そのあまりの優しさに、気遣いに、もう涙を抑えていられなかった。
「…っ…イーヴェが死んだ」
「ああ」
「おれが、殺すはずだった」
「ああ」
「殺さない未来があった」
「ああ」
「描いた未来が、夢が…っ…あったんだ」
嗚咽に唇を噛む。ヒューの腕にすがって、声に出さないようにするだけで精いっぱいだった。
「ありがとう、カヤ。きみがいてくれたから、あのひとは、最期は幸せそうだった。きみのおかげだ」
「だが……っ」
「カヤ、あのひとは呪術師になっていたよ」
「な……っ?」
「だが、だから、最期は笑っていた。許してやってくれ」
見上げた蒼い双眸は、姿勢がそうであるように、凛としていた。
「あのひとの死を、許してくれ」
懇願する双眸に、否やなんて言えない。それがヒューの覚悟ならなおさら、カヤにそれ以上のことを言葉にするなんてできない。

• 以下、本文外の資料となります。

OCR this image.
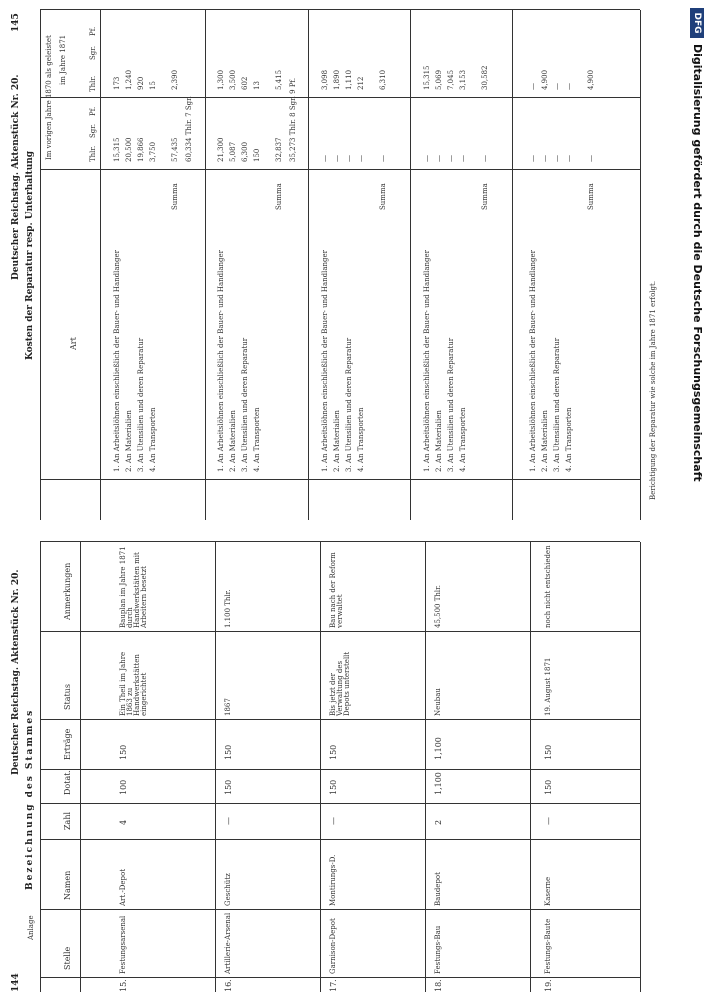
144
145
Deutscher Reichstag. Aktenstück Nr. 20.
Deutscher Reichstag. Aktenstück Nr. 20.
Anlage
Bezeichnung des Stammes
Stelle
Namen
Zahl
Dotat.
Erträge
Status
Anmerkungen
15.
Festungsarsenal
Art.-Depot
4
100
150
Ein Theil im Jahre 1863 zu Handwerkstätten eingerichtet
Bauplan im Jahre 1871 durch Handwerkstätten mit Arbeitern besetzt
16.
Artillerie-Arsenal
Geschütz
—
150
150
1867
1.100 Thlr.
17.
Garnison-Depot
Montirungs-D.
—
150
150
Bis jetzt der Verwaltung des Depots unterstellt
Bau nach der Reform verwaltet
18.
Festungs-Bau
Baudepot
2
1,100
1,100
Neubau
45,500 Thlr.
19.
Festungs-Baute
Kaserne
—
150
150
19. August 1871
noch nicht entschieden
Kosten der Reparatur resp. Unterhaltung	Art
im Jahre 1871
Thlr.
Sgr.
Pf.
Thlr.
Sgr.
Pf.
1. An Arbeitslöhnen einschließlich der Bauer- und Handlanger 2. An Materialien 3. An Utensilien und deren Reparatur 4. An Transporten
15,315 20,500 19,866 3,750
173 1,240 920 15
Summa
57,435
2,390
60,334 Thlr. 7 Sgr.
1. An Arbeitslöhnen einschließlich der Bauer- und Handlanger 2. An Materialien 3. An Utensilien und deren Reparatur 4. An Transporten
21,300 5,087 6,300 150
1,300 3,500 602 13
Summa
32,837
5,415 35,273 Thlr. 8 Sgr. 9 Pf.
1. An Arbeitslöhnen einschließlich der Bauer- und Handlanger 2. An Materialien 3. An Utensilien und deren Reparatur 4. An Transporten
— — — —
3,098 1,890 1,110 212
Summa
—
6,310
1. An Arbeitslöhnen einschließlich der Bauer- und Handlanger 2. An Materialien 3. An Utensilien und deren Reparatur 4. An Transporten
— — — —
15,315 5,069 7,045 3,153
Summa
—
30,582
1. An Arbeitslöhnen einschließlich der Bauer- und Handlanger 2. An Materialien 3. An Utensilien und deren Reparatur 4. An Transporten
— — — —
— 4,900 — —
Summa
—
4,900
Berichtigung der Reparatur wie solche im Jahre 1871 erfolgt.
DFG
Digitalisierung gefördert durch die Deutsche Forschungsgemeinschaft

「ありがとう、カヤ。きみが泣いてくれて、ほんとうに、よかった」
ヒューを心配していたのはカヤだったのに、それ以上の心配をヒューはカヤに持っていたのだろう。
頭を抱いて引き寄せられ、未だその背に届かず胸に、カヤは顔を押しつけられる。ヒューの冷たい身体から、確かな鼓動が聞こえた。それは随分とゆっくりで、温かだった。
「ヒュー……っ」
「だいじょうぶだ。あのひとは、確かに幸せな時間を、きみと過ごしたのだから」
軟らかな声に促されて。
温かな鼓動に誘われて。
その日、カヤは初めて声を出して泣いた。
「イーヴェえ……っ」
「ん。悲しいな、寂しいな、カヤ」
初めて自分を無条件で愛してくれたひとを失って。
そうして漸く、本当の意味で、イーヴェの悲しみの深さを知った。
七日七晩、降り続いた雨は。
全土に潤いをもたらし、水害を引き起こすことはなかった。
大魔導師最期の恵みと言われた大雨は、けれどもその実、大魔導師の息子の力によるものであったなど、誰も知らない。
遺児は、これまでがそうであったように弟子だけとされ、実子の存在は掻き消された。それは本人の願いだったという。
白い髪と森色の双眸の魔導師は、各地で目撃されるようになった。ふらりと現われ、ふらりと消える、表情のないその魔導師が大魔導師の遺児、堅氷の魔導師であることは、目撃される回数が増えたことによって広まった。巷では万緑の神カヤディナインの化身だと噂され、それに違わぬ強大な力を、恐れられることに怯みもせず人々に見せたという。
そして王城下で灰色の魔導師が目撃されるようになった。犯罪者の前に現われ、裁きをくだす断罪の魔導師として、ときには問答無用で流血沙汰にし、罪人を葬った。静かな蒼い双眸を持っていた灰色の魔導師にはそれ以外の特徴がなく、しかし常に喪に服した黒衣を着用していると判明してからは、黒の死神と呼ばれるようになったという。